Cioffi scatta le sue foto nei mesi invernali del 2012, suggestionato dal filone nordamericano New topographic, con l’intenzione di concentrare la sua ricerca sull’equilibrio naturale alterato dalla mano dell’uomo: «Per questo il piccolo fiume è stato il mio filo rosso per entrare in maniera decisa e incisiva in questo territorio, mi è servito per descrivere la vita contemporanea e moderna». Il risultato è un lavoro in cui l’uomo sembra quasi un intruso. Spaesato, incosciente, inadeguato.

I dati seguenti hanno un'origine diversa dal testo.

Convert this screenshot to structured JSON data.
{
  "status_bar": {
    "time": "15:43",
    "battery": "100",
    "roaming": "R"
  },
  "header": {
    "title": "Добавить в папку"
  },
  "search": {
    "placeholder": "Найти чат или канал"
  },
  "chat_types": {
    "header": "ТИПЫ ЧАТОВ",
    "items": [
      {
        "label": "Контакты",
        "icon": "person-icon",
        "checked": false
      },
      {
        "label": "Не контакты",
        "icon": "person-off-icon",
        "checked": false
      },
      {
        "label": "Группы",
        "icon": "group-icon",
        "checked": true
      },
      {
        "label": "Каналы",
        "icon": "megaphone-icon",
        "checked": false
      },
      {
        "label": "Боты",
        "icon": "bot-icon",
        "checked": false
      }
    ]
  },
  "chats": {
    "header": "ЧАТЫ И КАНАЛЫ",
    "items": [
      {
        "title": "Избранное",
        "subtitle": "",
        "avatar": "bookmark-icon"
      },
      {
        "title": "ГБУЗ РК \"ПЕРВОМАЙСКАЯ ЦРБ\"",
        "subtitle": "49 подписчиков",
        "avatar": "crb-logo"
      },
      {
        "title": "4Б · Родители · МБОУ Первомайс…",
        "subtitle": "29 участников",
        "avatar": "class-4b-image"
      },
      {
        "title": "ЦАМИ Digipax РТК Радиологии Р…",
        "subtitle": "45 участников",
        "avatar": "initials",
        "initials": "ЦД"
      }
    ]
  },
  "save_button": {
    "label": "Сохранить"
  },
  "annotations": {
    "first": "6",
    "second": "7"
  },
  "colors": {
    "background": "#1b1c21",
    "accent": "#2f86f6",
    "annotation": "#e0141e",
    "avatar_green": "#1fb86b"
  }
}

Tutti i riferimenti all’uomo sono evocati da qualcosa di brutto, di vecchio: un fabbricato inattivo, un fusto di cherosene arrugginito, quasi risucchiato dalle fronde degli alberi che si impadroniscono del panorama, un capannone di lamiere isolato, una staccionata dissestata sovrastata dalla predominanza della montagna selvaggia. Non a caso, l’uomo non compare mai: «È una scelta voluta – spiega Cioffi – per accentuare ulteriormente la sospensione temporale». Le sue immagini sono l’esatto contrario delle foto giornalistiche, che documentano e rappresentano la verità. «Le mie foto non colgono l’attimo – dice – lo dilatano. Cerco nella foto l’evocazione, non si vede l’uomo ma si percepiscono le sue tracce». Scorrendo il lavoro si percepisce qualche contaminazione intellettuale. Sicuramente Luigi Ghirri, anche se manca quella poetica e quel sentimentalismo. Qui la realtà è molto più cruda e amara. Quasi violenta. Le foto sono concettuali, non esteticamente accattivanti. Il senso è da ricercarsi solo nell’interpretazione e nel messaggio. Un messaggio di profonda attualità politica, che trova sponda nelle contemporanee evoluzioni dell’architettura residenziale, nelle nuove idee di città e di quartiere che si stanno sviluppando in armonia con il paesaggio e con la natura. Il 27 giugno Stefano Cioffi, non a caso, è all’ex Mattatoio di Roma per partecipare a un convegno sull’architettura residenziale pubblica incentrato sul quadrante Nomentana Prenestina. Ecco come l’arte, talvolta, può rendere servizio all’umanità.